Situasi ini bukan hanya menimpa kategori Industri atau pekerjaan tertentu yang menjadi target sistim kerja kontrak dan outsourcing ini,dunia kerja juga melihat sendiri bagaimana perubahan telah diciptakan,hanya untuk memastikan bahwa kewajiban pengusaha terhadap pekerjanya menjadi tidak terpenuhi.Bermacam cara dan tipu muslihat yang dilakukan pengusaha,hanya untuk merubah status pekerja tetap beralih ke status pekerja kontrak/outsourcing.Dibeberapa kasus ,para perusahaan penyedia jasa pekerja ini adalah anak perusahaan pemberi kerja,pola seperti ini dibentuk hanya untuk menghindari tangung jawab perusahaan kepada pekerjanya.

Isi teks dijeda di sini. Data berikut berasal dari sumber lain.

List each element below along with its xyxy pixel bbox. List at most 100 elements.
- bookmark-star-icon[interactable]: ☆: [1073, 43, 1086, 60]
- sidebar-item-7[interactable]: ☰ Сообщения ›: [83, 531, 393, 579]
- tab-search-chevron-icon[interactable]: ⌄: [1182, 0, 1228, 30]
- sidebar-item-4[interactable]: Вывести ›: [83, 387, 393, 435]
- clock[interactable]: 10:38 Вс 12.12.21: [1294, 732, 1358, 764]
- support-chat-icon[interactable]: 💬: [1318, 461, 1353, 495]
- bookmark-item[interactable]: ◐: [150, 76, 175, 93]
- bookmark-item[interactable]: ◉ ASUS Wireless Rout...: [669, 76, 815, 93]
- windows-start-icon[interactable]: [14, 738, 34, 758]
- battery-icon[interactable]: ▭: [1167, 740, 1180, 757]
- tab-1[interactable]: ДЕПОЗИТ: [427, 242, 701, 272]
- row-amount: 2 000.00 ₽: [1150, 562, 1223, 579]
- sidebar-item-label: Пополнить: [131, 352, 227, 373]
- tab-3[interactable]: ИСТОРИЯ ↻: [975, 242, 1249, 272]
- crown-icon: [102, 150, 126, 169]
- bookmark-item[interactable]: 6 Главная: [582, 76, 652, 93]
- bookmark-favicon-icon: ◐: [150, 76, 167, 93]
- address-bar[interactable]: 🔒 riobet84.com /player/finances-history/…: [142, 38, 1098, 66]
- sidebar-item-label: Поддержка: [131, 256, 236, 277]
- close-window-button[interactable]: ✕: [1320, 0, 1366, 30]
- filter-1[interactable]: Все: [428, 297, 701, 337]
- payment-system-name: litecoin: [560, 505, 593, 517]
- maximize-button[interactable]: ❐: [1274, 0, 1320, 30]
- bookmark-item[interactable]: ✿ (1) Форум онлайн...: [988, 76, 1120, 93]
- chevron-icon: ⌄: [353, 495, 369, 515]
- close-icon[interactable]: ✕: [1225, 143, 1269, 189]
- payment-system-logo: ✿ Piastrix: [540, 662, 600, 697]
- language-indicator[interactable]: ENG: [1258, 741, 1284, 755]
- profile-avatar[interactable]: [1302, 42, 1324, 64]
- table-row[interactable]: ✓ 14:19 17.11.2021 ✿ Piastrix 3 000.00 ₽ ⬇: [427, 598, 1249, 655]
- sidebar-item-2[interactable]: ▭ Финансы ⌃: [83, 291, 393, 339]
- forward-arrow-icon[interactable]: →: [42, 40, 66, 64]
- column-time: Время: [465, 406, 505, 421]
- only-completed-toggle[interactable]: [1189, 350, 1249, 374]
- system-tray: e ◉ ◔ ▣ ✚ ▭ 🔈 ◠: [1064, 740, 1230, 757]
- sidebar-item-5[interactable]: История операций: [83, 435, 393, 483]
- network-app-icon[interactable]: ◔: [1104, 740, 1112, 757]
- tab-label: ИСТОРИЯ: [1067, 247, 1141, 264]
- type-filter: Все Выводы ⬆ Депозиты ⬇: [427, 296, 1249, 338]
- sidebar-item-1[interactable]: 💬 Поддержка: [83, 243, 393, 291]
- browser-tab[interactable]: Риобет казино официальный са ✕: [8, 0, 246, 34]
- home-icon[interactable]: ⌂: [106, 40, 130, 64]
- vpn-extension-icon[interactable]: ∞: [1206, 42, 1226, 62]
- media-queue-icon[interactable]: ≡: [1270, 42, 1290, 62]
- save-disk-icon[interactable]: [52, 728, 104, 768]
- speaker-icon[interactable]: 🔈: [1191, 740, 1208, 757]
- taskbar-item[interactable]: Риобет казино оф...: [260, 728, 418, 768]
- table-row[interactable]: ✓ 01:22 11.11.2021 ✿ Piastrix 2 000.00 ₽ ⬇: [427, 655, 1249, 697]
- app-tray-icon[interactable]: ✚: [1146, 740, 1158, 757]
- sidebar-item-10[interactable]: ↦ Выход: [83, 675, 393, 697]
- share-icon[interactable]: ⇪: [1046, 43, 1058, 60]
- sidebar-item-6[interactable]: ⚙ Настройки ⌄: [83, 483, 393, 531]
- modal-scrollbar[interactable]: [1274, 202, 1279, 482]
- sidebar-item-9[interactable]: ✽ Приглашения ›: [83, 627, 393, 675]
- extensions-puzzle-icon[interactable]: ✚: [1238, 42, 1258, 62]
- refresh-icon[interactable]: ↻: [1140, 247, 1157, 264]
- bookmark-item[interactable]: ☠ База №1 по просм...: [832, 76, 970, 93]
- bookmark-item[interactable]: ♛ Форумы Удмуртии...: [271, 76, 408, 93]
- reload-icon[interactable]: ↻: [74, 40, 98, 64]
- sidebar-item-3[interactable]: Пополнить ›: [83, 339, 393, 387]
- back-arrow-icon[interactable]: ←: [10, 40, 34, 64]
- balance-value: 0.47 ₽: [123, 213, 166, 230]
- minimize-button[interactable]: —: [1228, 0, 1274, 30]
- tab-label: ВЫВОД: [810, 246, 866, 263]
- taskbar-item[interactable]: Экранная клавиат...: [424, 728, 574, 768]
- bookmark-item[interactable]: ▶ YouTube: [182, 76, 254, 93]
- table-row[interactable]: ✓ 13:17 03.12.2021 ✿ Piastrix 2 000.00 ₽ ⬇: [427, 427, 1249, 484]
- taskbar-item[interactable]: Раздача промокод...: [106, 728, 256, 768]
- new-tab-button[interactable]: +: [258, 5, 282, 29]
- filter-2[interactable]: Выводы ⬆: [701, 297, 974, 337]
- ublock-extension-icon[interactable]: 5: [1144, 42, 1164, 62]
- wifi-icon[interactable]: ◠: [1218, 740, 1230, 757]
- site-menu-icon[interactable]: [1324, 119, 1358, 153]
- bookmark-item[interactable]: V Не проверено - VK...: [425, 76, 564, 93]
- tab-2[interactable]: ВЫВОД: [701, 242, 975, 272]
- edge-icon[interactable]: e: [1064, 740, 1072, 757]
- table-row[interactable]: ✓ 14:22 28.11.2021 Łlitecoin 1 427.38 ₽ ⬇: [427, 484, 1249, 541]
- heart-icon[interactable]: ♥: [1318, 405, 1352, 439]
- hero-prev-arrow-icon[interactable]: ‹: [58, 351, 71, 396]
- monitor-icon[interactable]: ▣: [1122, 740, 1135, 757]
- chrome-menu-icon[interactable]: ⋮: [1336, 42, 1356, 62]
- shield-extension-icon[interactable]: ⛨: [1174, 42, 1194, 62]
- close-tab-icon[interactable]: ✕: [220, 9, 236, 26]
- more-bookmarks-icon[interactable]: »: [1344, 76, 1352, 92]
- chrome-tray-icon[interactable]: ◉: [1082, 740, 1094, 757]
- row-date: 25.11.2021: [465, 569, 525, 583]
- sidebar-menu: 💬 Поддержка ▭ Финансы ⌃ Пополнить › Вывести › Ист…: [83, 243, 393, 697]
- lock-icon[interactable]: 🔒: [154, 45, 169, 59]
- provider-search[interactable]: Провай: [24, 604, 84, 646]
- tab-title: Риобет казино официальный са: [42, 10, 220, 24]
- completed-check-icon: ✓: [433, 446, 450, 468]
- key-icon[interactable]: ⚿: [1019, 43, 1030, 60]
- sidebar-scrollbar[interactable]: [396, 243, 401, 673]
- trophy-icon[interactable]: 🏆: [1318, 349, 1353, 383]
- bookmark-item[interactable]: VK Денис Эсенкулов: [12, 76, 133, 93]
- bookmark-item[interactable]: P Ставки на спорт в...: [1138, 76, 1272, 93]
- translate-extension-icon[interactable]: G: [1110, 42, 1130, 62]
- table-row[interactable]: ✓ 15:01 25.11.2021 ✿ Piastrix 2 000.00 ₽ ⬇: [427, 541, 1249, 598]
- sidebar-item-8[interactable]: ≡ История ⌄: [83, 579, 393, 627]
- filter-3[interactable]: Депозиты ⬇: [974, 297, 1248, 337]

Hasil akhir dari usaha melakukan sistim kerja outsourcing ini adalah berupa pengalihan resiko kerja kepada para pekerja,dengan pekerjaan sementara atau bersifat tidak tetap dan penuh ketidakpastian.Kondisi para pekerja outsourcing/kontrak ini biasanya tidak sepenuhnya dilindungi oleh hukum perburuhan, ditambah lagi upah yang minim serta jaminan sosial yang tidak memadai.




Referensi : Buku Panduan ICEM tentang PEKERJA KONTRAK DAN OUTSOURCING.
**Penulis adalah pekerja kontrak,dan aktiv dalam gerakan serikat buruh yang melakukan perlwanan terhadap sistim pekerja kontrak/Outsourcing.